I remember how pungent this anxiety was for me. I’ve had concerns like this shared with me by my partner, Ryan, who is undertaking conversion studies. I’ve read about such angst on the blogs of my fellow Jews-by-Choice. One blogger in particular, the fabulous Erika Davis of Black, Gay and Jewish who officially became a Jew only yesterday, still openly struggles with how to conceive of her identity as a black woman and a Jew at the same time. Even though Jews come in every color of the spectrum, that kind of inner struggle is absolutely valid.

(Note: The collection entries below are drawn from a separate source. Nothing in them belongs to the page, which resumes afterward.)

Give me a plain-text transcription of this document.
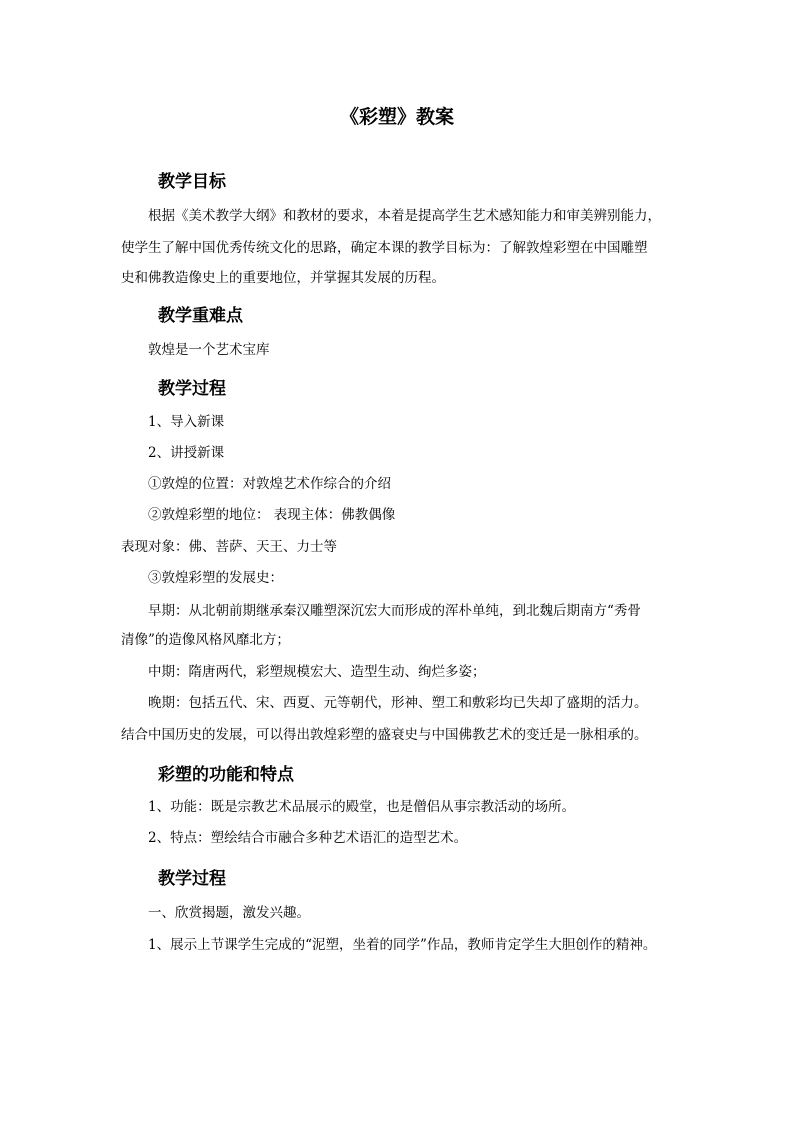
《彩塑》教案
教学目标
根据《美术教学大纲》和教材的要求，本着是提高学生艺术感知能力和审美辨别能力，
使学生了解中国优秀传统文化的思路，确定本课的教学目标为：了解敦煌彩塑在中国雕塑
史和佛教造像史上的重要地位，并掌握其发展的历程。
教学重难点
敦煌是一个艺术宝库
教学过程
1、导入新课
2、讲授新课
①敦煌的位置：对敦煌艺术作综合的介绍
②敦煌彩塑的地位： 表现主体：佛教偶像
表现对象：佛、菩萨、天王、力士等
③敦煌彩塑的发展史：
早期：从北朝前期继承秦汉雕塑深沉宏大而形成的浑朴单纯，到北魏后期南方“秀骨
清像”的造像风格风靡北方；
中期：隋唐两代，彩塑规模宏大、造型生动、绚烂多姿；
晚期：包括五代、宋、西夏、元等朝代，形神、塑工和敷彩均已失却了盛期的活力。
结合中国历史的发展，可以得出敦煌彩塑的盛衰史与中国佛教艺术的变迁是一脉相承的。
彩塑的功能和特点
1、功能：既是宗教艺术品展示的殿堂，也是僧侣从事宗教活动的场所。
2、特点：塑绘结合市融合多种艺术语汇的造型艺术。
教学过程
一、欣赏揭题，激发兴趣。
1、展示上节课学生完成的“泥塑，坐着的同学”作品，教师肯定学生大胆创作的精神。
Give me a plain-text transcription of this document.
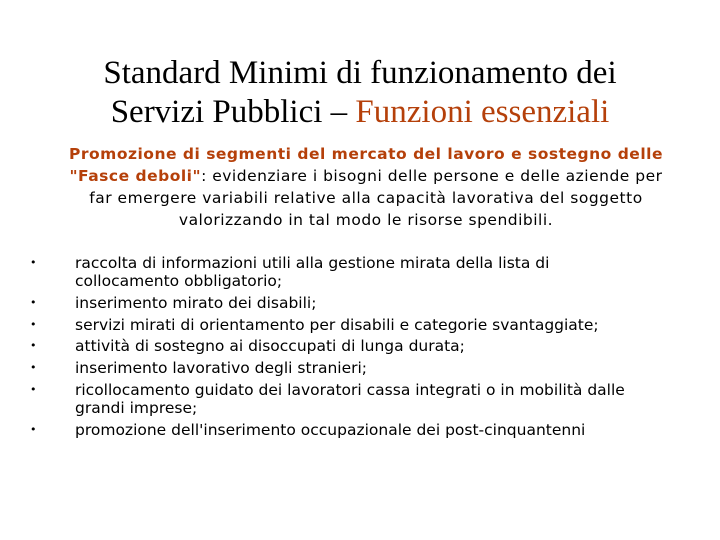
Standard Minimi di funzionamento dei
Servizi Pubblici – Funzioni essenziali
Promozione di segmenti del mercato del lavoro e sostegno delle "Fasce deboli": evidenziare i bisogni delle persone e delle aziende per far emergere variabili relative alla capacità lavorativa del soggetto valorizzando in tal modo le risorse spendibili.
•	raccolta di informazioni utili alla gestione mirata della lista di collocamento obbligatorio;
•	inserimento mirato dei disabili;
•	servizi mirati di orientamento per disabili e categorie svantaggiate;
•	attività di sostegno ai disoccupati di lunga durata;
•	inserimento lavorativo degli stranieri;
•	ricollocamento guidato dei lavoratori cassa integrati o in mobilità dalle grandi imprese;
•	promozione dell'inserimento occupazionale dei post-cinquantenni
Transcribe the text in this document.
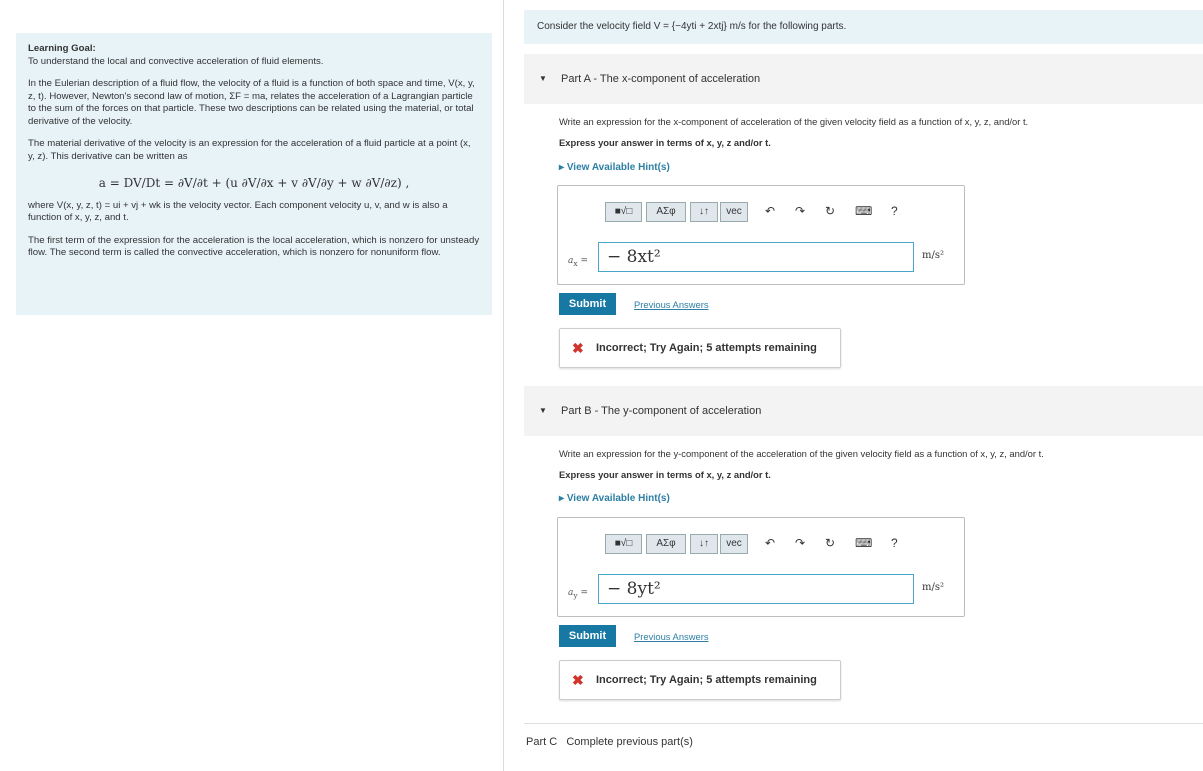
Learning Goal:
To understand the local and convective acceleration of fluid elements.

In the Eulerian description of a fluid flow, the velocity of a fluid is a function of both space and time, V(x, y, z, t). However, Newton's second law of motion, ΣF = ma, relates the acceleration of a Lagrangian particle to the sum of the forces on that particle. These two descriptions can be related using the material, or total derivative of the velocity.

The material derivative of the velocity is an expression for the acceleration of a fluid particle at a point (x, y, z). This derivative can be written as

a = DV/Dt = ∂V/∂t + (u ∂V/∂x + v ∂V/∂y + w ∂V/∂z) ,

where V(x, y, z, t) = ui + vj + wk is the velocity vector. Each component velocity u, v, and w is also a function of x, y, z, and t.

The first term of the expression for the acceleration is the local acceleration, which is nonzero for unsteady flow. The second term is called the convective acceleration, which is nonzero for nonuniform flow.

Consider the velocity field V = {−4yti + 2xtj} m/s for the following parts.
▼ Part A - The x-component of acceleration
Write an expression for the x-component of acceleration of the given velocity field as a function of x, y, z, and/or t.
Express your answer in terms of x, y, z and/or t.
▸ View Available Hint(s)
■√□	ΑΣφ	↓↑	vec	↶ ↷ ↻ ⌨ ?
$a_x$ =	− 8xt²	m/s²
Submit	Previous Answers
✖ Incorrect; Try Again; 5 attempts remaining
▼ Part B - The y-component of acceleration
Write an expression for the y-component of the acceleration of the given velocity field as a function of x, y, z, and/or t.
Express your answer in terms of x, y, z and/or t.
▸ View Available Hint(s)
■√□	ΑΣφ	↓↑	vec	↶ ↷ ↻ ⌨ ?
$a_y$ =	− 8yt²	m/s²
Submit	Previous Answers
✖ Incorrect; Try Again; 5 attempts remaining
Part C Complete previous part(s)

I think the answer to all of the “buts” that we new Jews and soon-to-be-new Jews share is, simply, time. It takes time to get used to any new situation, and frankly, being the new Jew (or new pick any religion) is one heck of a new situation for anyone to cope with. But the commonalities we share with our native Jewish brethren outweigh the differences. Those commonalities are love and compassion, a desire for justice and fairness, a yearning for peace. All things, I might add, tied in with the mitzvot (commandments) that undergird the Jewish faith.
As a conversion candidate, you may find it hard to pronounce the last name of the person sitting next to you in shul. They may look different than you do, and have knowledge about different topics than you do. But how would that be any different than the things you might be able to say about the person sitting next to you on the bus, or in a restaurant, or in your row of cubicles?
No, new Jews cannot go back in time and attend summer camp, study for young-adult b’nei mitzvah ceremonies, or invent Jewish Bubies and Zadies (grandmas and grandpas.) Then again, fellow congregants can’t go back in time and relive your life experiences, either. And they matter just as much–add just as much meaning and context–to the ancient and continuing story of Judaism as do the Jewish experiences of lifelong Jews.
Figuring out the Hebrew prayers, the nusach (melodies), the choreography of the worship service, the meaning of commonly spoken Yiddish phrases, and the alphabet soup of acronyms that describe Jewish community institutions, all of that comes with study. If you’re a conversion candidate, you are already studying, just give it time. If, like me, you’ve already converted, you probably realize you’ll be continuing that study very happily–if not voraciously–for the rest of your life.
Feeling comfortable with the cultural differences just takes time, too. I can’t give you a timeline, but look at it this way. Who would you want to sit next to every Friday night at shul: someone who doesn’t share your last name; or someone who doesn’t share your ethical worldview? It’s that ethical worldview that matters–it and a shared sense of the nature of God are what draw conversion candidates to Judaism in the first place. And a year or two from now, it won’t be the surprise of the differences between you and a lifelong Jew that will make you stop and wonder.
It will be the surprise of remembering that once you weren’t a Jew.